CUT 1This is an election where we have an incumbent running for re-election and so to me it’s more like 1980 when Carter was running for re-election.  If Mitt Romney wins I think that’s how we will probably think of this election -- is as a parallel to the 1980 election.  1980 brought out a grassroots movement that helped Ronald Reagan over an incumbent that was seeking re-election in a time when the economy was really, really bad.  On the other hand, it may be more like 1936 when Franklin Roosevelt was running for his first re-election.  That election was significant because it allowed for the institution of The New Deal – of the measures that Roosevelt had pushed through Congress to get us out of a deep, deep recession called The Great Depression.”

Although 2008 may have been the historical election, like many other historical elections, the 2012 election could make or break many policies. 

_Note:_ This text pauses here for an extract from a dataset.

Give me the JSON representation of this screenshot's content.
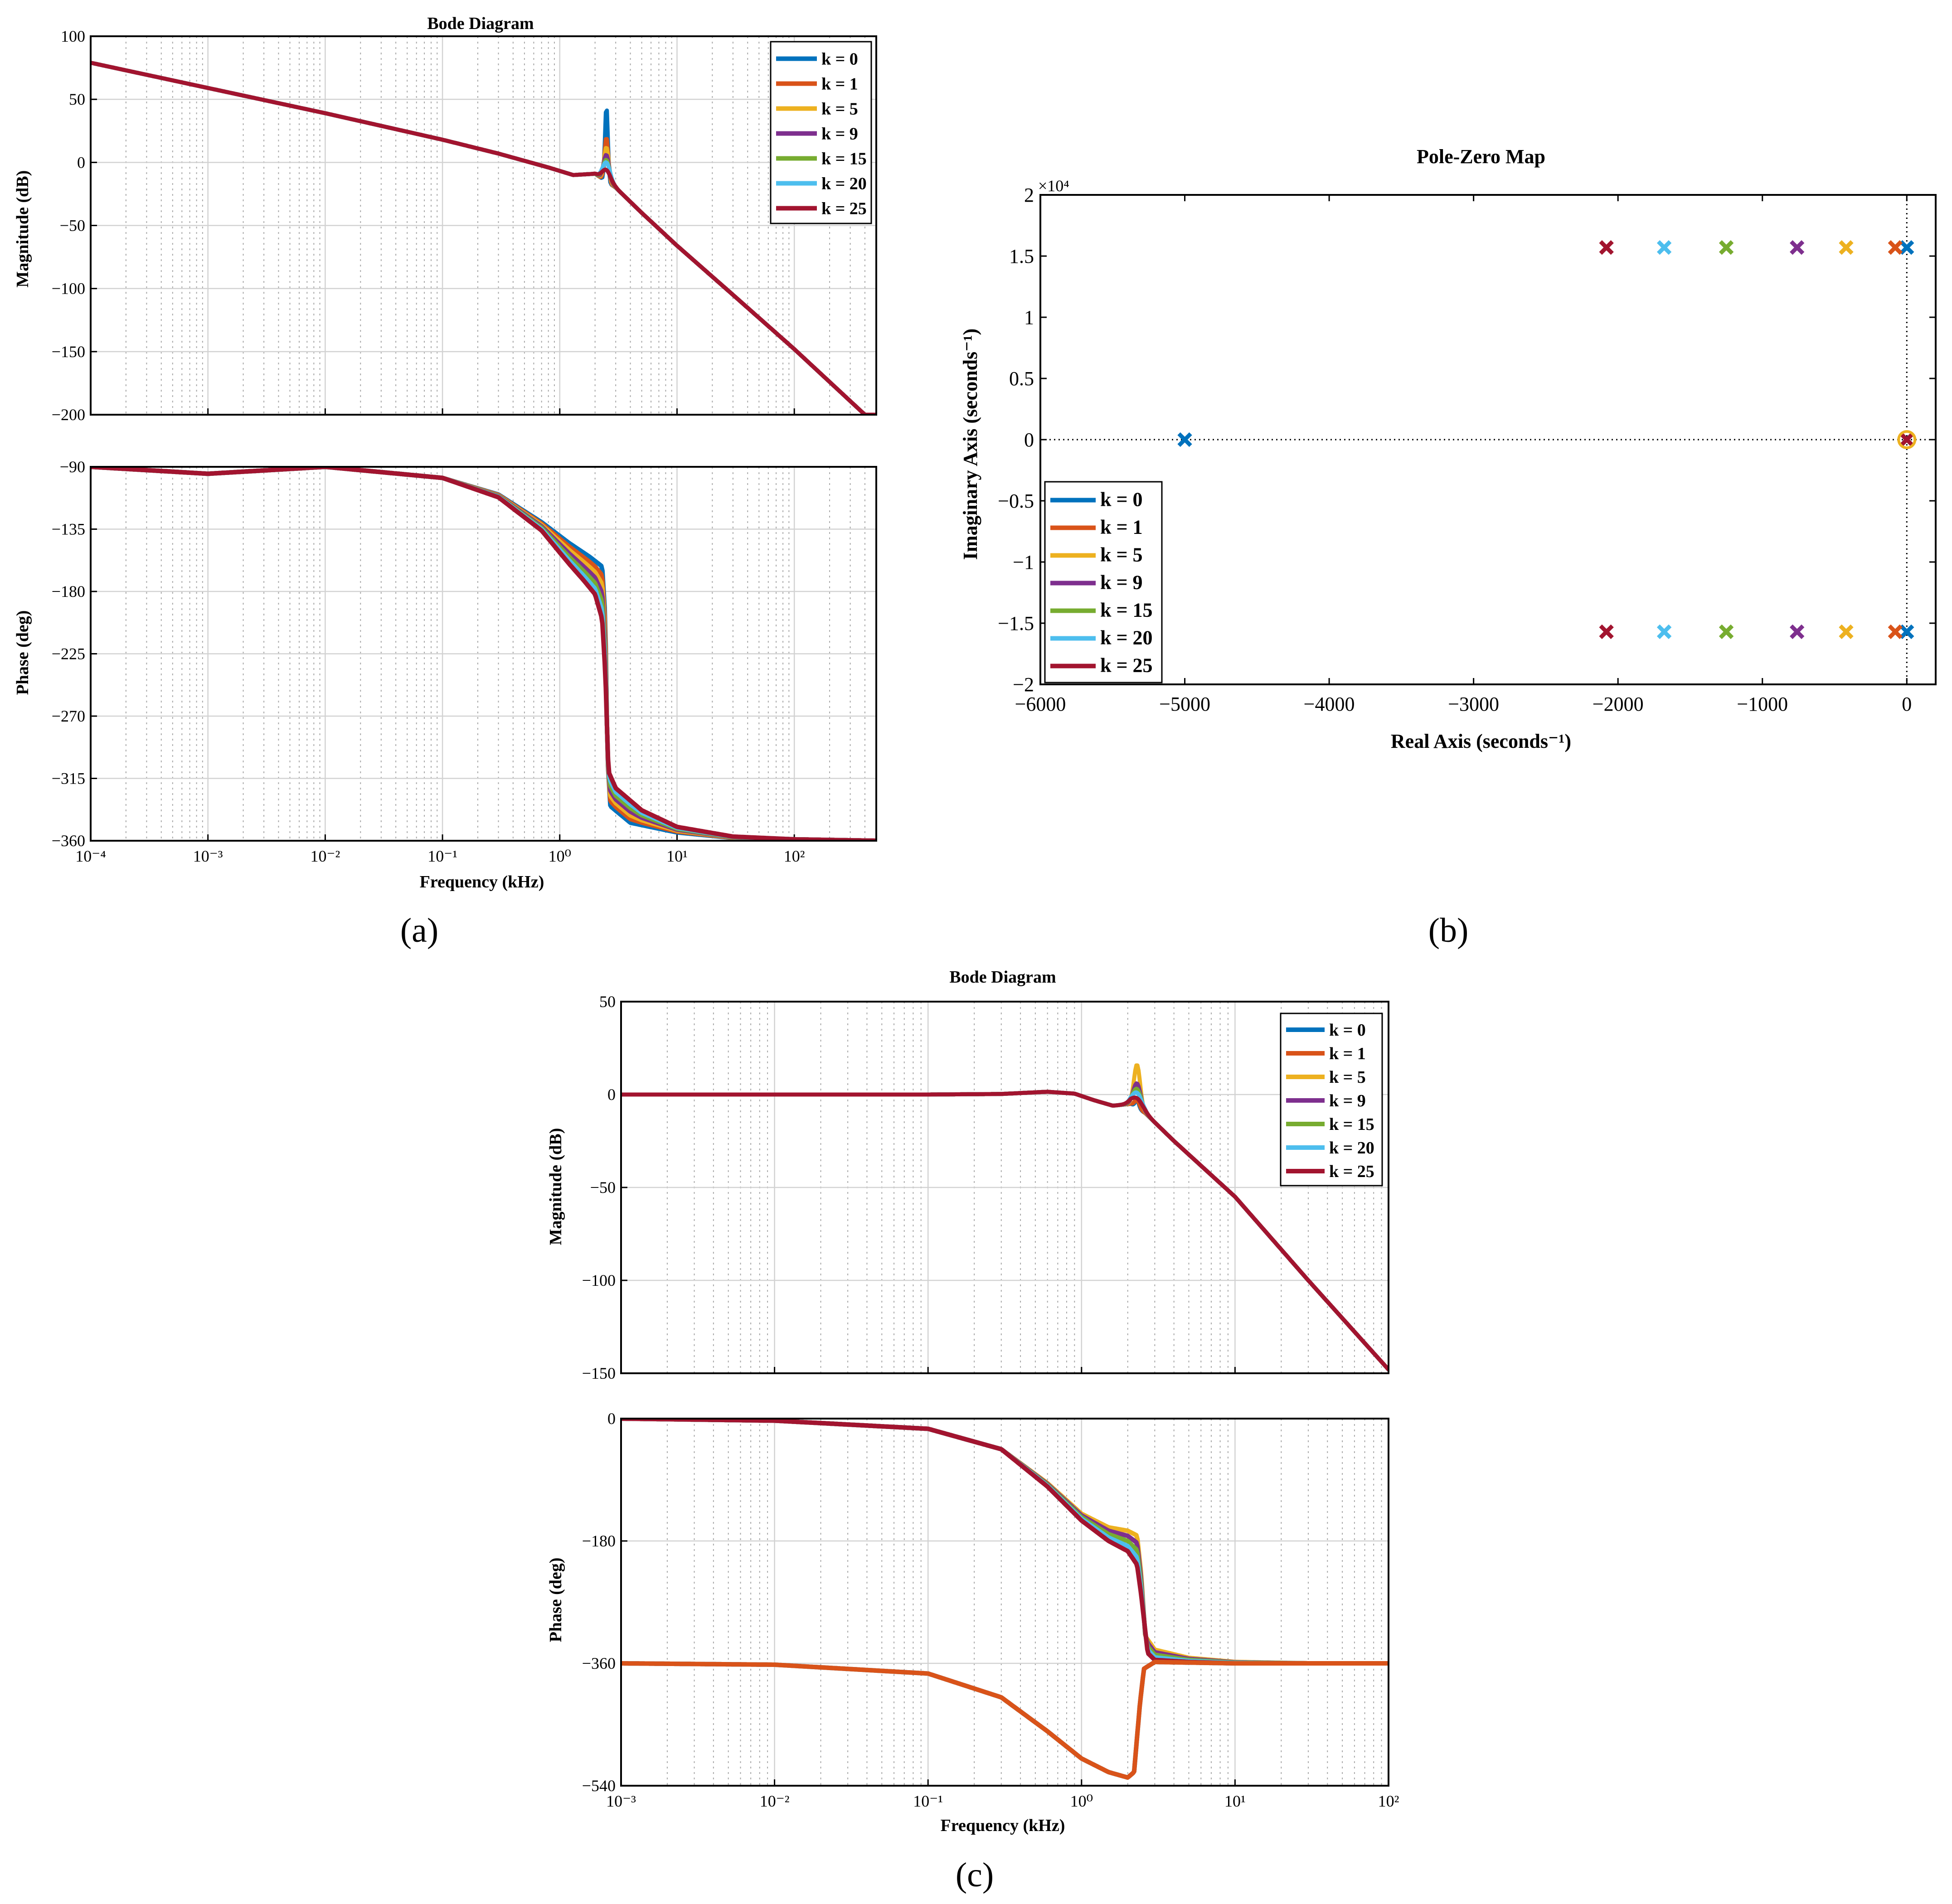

CUT 22008 was the big historical election, the first election of an African American.  But 2012 would see the institutionalization of ObamaCare and of a theory of using government to stimulate the economy.  If he gets re-elected he will be able to preserve ObamaCare, he will be able to get it institutionalized, work through some of the kinks in its initial unrolling.  If he is not re-elected, it will give the Republicans the opportunity to dismantle at least some aspects of it, and presumably, put through something different.  I don’t know what that would be, but there are enough of the pieces that are popular that it looks like they couldn’t completely undo, particularly the popular parts of that measure.  If the president is not re-elected we will see a change, and we’ll see a change in which the government tries to stimulate the economy and get people employed again."  

Bickers says the political divisiveness the country has experienced over the last 12 years is likely to continue.

CUT 3I think the 2000 election helped stimulate that.  The closeness of the election, the bitterness of the post-election battles in the court system.  The way in which George Bush ended up winning that election was certainly divisive.  And we’ve seen divisive elections, very close elections, ever since.  Particularly in 2004, which was a squeaker, and 2008, which took place in the midst of a free fall in the economy.  So, we’re still part of a pattern of the last decade of terribly divisive politics."

Regardless of a possible incumbent re-election, Bickers says this is an election that could be historically influential and shouldn’t be taken for granted.